Çinliler bu durumdan yararlanarak ayrılığı körüklediler. Doğu Göktürk Hakanı İşbora Çin'e saldırıya hazırlanırken, Çinliler de Batı Göktürk Kağanı olan Tardu'yu destekleyerek iki Göktürk devletinin arasını açmaya çalışıyorlardı. Çinliler Tardu'yu destekledikleri için, İşbora Çin'e karşı ortak savaşı önerdiğinde Tardu bu öneriyi dikkate almadı. Çin elçilerinin sürekli armağan ve iyi niyet mesajları sonucunda da Doğu Göktürklerin egemenliğini tanımadığını açıklayarak Göktürk İmparatorluğu'nun parçalanmasına yol açtı.

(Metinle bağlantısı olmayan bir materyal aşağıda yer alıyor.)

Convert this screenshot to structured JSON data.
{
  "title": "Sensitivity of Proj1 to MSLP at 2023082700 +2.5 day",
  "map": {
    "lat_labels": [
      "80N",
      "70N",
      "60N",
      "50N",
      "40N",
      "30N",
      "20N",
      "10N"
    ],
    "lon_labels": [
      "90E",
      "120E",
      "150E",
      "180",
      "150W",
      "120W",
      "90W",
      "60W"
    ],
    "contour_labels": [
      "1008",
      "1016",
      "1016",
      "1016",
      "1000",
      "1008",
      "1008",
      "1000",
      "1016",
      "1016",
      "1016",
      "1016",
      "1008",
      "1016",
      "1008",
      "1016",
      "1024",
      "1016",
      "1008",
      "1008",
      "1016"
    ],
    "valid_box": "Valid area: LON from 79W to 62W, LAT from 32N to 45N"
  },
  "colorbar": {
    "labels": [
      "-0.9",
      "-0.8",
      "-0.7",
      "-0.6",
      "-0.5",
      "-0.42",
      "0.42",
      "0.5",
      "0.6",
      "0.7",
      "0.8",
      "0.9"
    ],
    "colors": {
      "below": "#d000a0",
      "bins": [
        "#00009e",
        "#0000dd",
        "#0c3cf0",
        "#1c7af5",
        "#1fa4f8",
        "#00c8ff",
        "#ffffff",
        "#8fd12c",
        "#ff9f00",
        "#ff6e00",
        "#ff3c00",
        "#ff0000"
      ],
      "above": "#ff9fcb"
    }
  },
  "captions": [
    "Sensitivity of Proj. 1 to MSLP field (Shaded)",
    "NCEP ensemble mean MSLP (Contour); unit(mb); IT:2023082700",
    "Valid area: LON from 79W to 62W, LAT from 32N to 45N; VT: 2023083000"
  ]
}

İşbora'nın karısı ise Chou hanedanından geliyordu ve kocasını sürekli Çin seferine zorlayarak kendi hanedanının intikamının alınmasına çalışıyordu. İşbora'nın Çin seferine çıkması üzerine Çin ipek ticaretini kesti ve Göktürklerin onbin kadar tüccarını sınır dışı etti. İşbora'nın başarısızlığa uğraması karşısında bazı küçük kağanlar da Tardu'nun yanına geçtiler ve böylece iki Göktürk devleti arasındaki düşmanlık iyice körüklenmiş oldu. Ticaretin engellenmesi Göktürkler arasında açlık ve yoksulluğun doğmasına yol açtı. Kendine bağlı boyların batı devletine sığınması üzerine İşbora Kağan yalnız kaldı. Doğu'dan gelen Kitayların baskısı üzerine Doğu Göktürk devleti 585'te Çin koruması altına girdi. Göktürk İmpartorluğu'nun parçalandığı ve bağlı boyların Çin'e göç etmeye başladıkları dönemde, 587'de, İşbora öldü. Yerine geçen Yehü ve Tülan dönemlerinde de durum düzelmedi. Çinli prenseslerin yardımlarıyla Çin elçileri Göktürkleri içerden çökertmek için her şeyi yaptılar. 609 yılında başa geçen Şipi, Göktürklerin onurunu biraz olsun kurtarabildi. Doğu devletinin toprakları üzerindeki karışıklığı giderdi. Batı'da Tibet'e kadar, Doğu'da ise Amur ırmağına kadar yeniden bir egemenlik düzeni kurdu. Bir süre sonra Çin'e yeni saldırı için hazırlanırken, Çinli prenses ve elçilerin oyunu ile başarılı olamadı. Çin ordusunu kuşatmasına rağmen ülkede ayaklanma çıktığı söylentisi üzerine geri döndü. Şipi'nin başarısı üzerine Çin karıştı ve Doğu Göktürk devletine sığınmalar görüldü. Şipi'nin yerine geçen Çulo, kardeşinin sert tutumunu izlemeye kararlı görünüyordu, ne var ki karısı Çinli prenses onu kısa zamanda zehirleyerek öldürdü. Yerine geçen Kili ise karısının denetimi altında iktidarsız bir adamdı ve bu nedenle Doğu Göktürk devleti topraklarında birçok boy ayaklandı. Çinliler de öldürücü karşı saldırılara geçtiler ve Çin İmparatoru kendisini Türklerin Gök Kağanı ilan ederek 630 yılında Doğu Göktürk devletini resmen yıktı.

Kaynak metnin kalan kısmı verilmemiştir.